Denk nu niet dat we altijd ondeugend waren. Hoe vreemd het ook klinkt: mijn vriendjes en ik waren heel erg 'kerks'. Wanneer wij terug kwamen van de speelplaats op het 'Perenhof' brachten we meestal ook een bezoek aan de Rooms-Katholieke kerk St. Lambertus, die op de hoek van de Hoflaan stond. Ik had er zondermeer een bepaalde binding mee, alleen al vanwege het feit dat ik in de Lambertusstraat woonde. Maar dat was het niet alleen. Rome was in de ogen van ds. Kersten, waar wij toen kerkten de aartsvijand van de ware gereformeerde kerk. Het bijbels Babylon, met aan het hoofd de paus als de Antichrist. De kerk op de hoek, Hoflaan - Honingerdijk moest er voor boeten. Altijd brachten wij een verrassing mee wanneer wij uit het 'Perenhof' naar huis gingen. De ene keer gooiden wij een flesje inkt in het wijwater en een volgende keer sneed één van ons zich boven het wijwater in de vinger en was het net als de plaag in Egypte. Door één druppel bloed veranderde het water in een rode kleur. Nu we het toch over de plagen van Egypte hebben, de meest geslaagde was die met de kikkers. Wij hadden er een paar gevangen, één dood gemaakt en op een briefje in de kerk gelegd, met een inspirerende tekst, die we netjes van een plaatje overschreven met een kleine wijziging: heilige Maria bidt voor mij en de andere kikkers, die nog leven en nu in de kerk rondspringen! Niet alleen de heilige bisschop Lambertus stierf als martelaar, maar vele eeuwen later ook nog eens een kikker. En dat allemaal voor het "ware"geloof.

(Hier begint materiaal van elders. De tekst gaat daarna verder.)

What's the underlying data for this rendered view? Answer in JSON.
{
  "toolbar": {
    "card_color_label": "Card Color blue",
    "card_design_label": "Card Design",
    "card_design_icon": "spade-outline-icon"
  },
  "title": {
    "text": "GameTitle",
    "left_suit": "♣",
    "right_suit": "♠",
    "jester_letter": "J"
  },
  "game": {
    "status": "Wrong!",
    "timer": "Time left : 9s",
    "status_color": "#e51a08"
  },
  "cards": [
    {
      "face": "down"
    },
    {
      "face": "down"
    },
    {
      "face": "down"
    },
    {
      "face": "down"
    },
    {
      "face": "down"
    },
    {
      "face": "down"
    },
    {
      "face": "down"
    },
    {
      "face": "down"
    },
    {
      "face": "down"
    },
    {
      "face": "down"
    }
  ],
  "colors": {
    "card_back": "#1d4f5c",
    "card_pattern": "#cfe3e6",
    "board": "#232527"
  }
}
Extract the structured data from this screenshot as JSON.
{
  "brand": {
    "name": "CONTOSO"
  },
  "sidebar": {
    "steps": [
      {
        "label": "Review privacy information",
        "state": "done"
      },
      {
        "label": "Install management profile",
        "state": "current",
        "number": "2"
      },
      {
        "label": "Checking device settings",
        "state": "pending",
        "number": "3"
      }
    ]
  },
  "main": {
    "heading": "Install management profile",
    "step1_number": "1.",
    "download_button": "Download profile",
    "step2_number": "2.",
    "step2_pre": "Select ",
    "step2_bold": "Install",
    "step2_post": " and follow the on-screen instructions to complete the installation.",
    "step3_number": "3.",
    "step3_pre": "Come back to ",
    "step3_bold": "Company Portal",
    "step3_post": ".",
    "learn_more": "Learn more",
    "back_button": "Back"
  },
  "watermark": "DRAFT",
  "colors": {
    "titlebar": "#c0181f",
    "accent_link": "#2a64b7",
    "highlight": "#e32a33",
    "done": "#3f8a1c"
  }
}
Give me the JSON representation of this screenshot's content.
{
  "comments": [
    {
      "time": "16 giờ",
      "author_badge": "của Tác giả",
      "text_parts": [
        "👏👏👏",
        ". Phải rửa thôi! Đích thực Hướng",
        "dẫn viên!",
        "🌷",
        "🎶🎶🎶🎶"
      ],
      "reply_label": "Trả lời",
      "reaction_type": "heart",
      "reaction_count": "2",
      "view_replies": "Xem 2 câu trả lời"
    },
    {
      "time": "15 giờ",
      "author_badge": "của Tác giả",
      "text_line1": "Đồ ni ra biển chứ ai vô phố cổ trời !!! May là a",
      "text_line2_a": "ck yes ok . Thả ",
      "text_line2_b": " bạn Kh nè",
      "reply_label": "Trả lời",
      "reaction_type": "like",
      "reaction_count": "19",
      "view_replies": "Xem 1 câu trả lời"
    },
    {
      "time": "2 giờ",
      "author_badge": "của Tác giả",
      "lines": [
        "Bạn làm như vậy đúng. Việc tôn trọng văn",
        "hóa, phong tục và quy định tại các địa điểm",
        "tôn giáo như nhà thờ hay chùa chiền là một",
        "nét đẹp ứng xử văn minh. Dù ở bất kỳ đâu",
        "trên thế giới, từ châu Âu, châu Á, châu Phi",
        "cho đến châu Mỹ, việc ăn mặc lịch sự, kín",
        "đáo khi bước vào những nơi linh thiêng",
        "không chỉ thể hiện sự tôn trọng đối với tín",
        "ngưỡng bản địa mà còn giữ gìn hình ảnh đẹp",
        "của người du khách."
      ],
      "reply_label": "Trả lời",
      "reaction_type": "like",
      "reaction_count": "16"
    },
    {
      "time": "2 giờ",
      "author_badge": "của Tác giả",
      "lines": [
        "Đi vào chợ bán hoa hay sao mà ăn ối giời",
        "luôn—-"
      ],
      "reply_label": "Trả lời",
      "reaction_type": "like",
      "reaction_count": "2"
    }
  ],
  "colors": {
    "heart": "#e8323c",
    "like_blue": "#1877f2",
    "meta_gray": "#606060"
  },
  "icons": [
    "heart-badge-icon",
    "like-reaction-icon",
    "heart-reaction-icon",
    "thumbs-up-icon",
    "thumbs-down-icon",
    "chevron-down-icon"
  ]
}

Ondankbaar was ik ten opzichte van de brandweer. Zoals verteld, hebben ze mij eens uit een boom gehaald, maar later bezorgde ik ze veel meer werk met een aantal vriendjes. Door de bombardementen tijdens de oorlog waren grote stukken van Kralingen nog 'woest en ledig'. Het puin was opgeruimd, maar het onkruid en vooral hoog rietgras op de wat natte gedeelten, groeide veel en weelderig. In een droge periode of in het voorjaar was alles verdord en kurkdroog. Wij staken de velden dan aan, liepen heel rustig weg en kwamen na een kwartiertje kijken hoe de brandweer alles weer bluste en hielpen als het mogelijk was een handje mee. Hoorden inmiddels dat, wanneer een ander gebied was aangestoken, het veel erger zou geweest zijn, daar stonden bouwketen. We knoopten deze opmerking goed in de oren en namen een dag later de proef op de som. Inderdaad, twee bouwketen gingen in vlammen op en de brand was heel spectaculair. Toen een paar dagen later pa in de wijkkrant 'De Oostergids' hardop voorlas dat dit alles vermoedelijk door kwajongens was gebeurd en er gelijk bij vertelde dat je hiervoor toch wel veel lef en moed moest hebben, gloeide ik van trots voor dit onbedoelde compliment.
Vuur en water, elementen, die in een jongensleven een grote rol spelen. Speelde ik in het bovenstaande letterlijk als een pyromaantje met vuur, eenmaal ben ik ook werkelijk bijna verdronken en dit is dan ook de afsluiting van dit hoofdstuk. Op zaterdagmiddag kregen we catechisatie in de Boezemsingelkerk Mijn alledaagse plunje ging dan uit en ik deed mijn zondagse kleren aan. Op een goede en ik kan beter zeggen, kwade dag, ging ik met een vriendje op zaterdagmiddag naar de catechisatie, netjes in pak gestoken. We konden over gebaande wegen gaan, die waren er in Kralingen genoeg, maar we kozen voor het paadje dwars door de openliggende velden, waar vroeger huizen hadden gestaan. En toen gebeurde het. Links van het veldpad zag ik in een plas iets drijven in het water, volgens mijn herinnering was het één of andere bloembol en ik wilde die bol pakken. De graspol waar ik op wilde steunen bleek echter geen houvast te bieden, maar groeide aan de zijkant van een heipaalgat. Ik schoot er in, met mijn handen in de lucht, omdat alles zo smal was, ging kopje onder en bleef onder water vast zitten. Gelukkig trok mijn vriendje, die mijn handen boven water zag steken, mij er uit en overleefde ik op dat moment dit avontuur. Ik zeg wel, op dat moment, want toen ik thuis kwam, doornat en onder de blubber en dan met mijn goede zondagse plunje, moest ik mij voor de deur uitkleden en kreeg zo een geweldig pak slaag van mijn vader of moeder, die immers niets wisten van de toedracht en hoe erg het af had kunnen lopen, dat ik toen nog bijna de levensgeest uitblies. En gezien de schande, om in je blootje voor de deur met je vriendjes er bij een pak slaag te krijgen op je blote billen, had ik het toen ook beslist niet erg gevonden.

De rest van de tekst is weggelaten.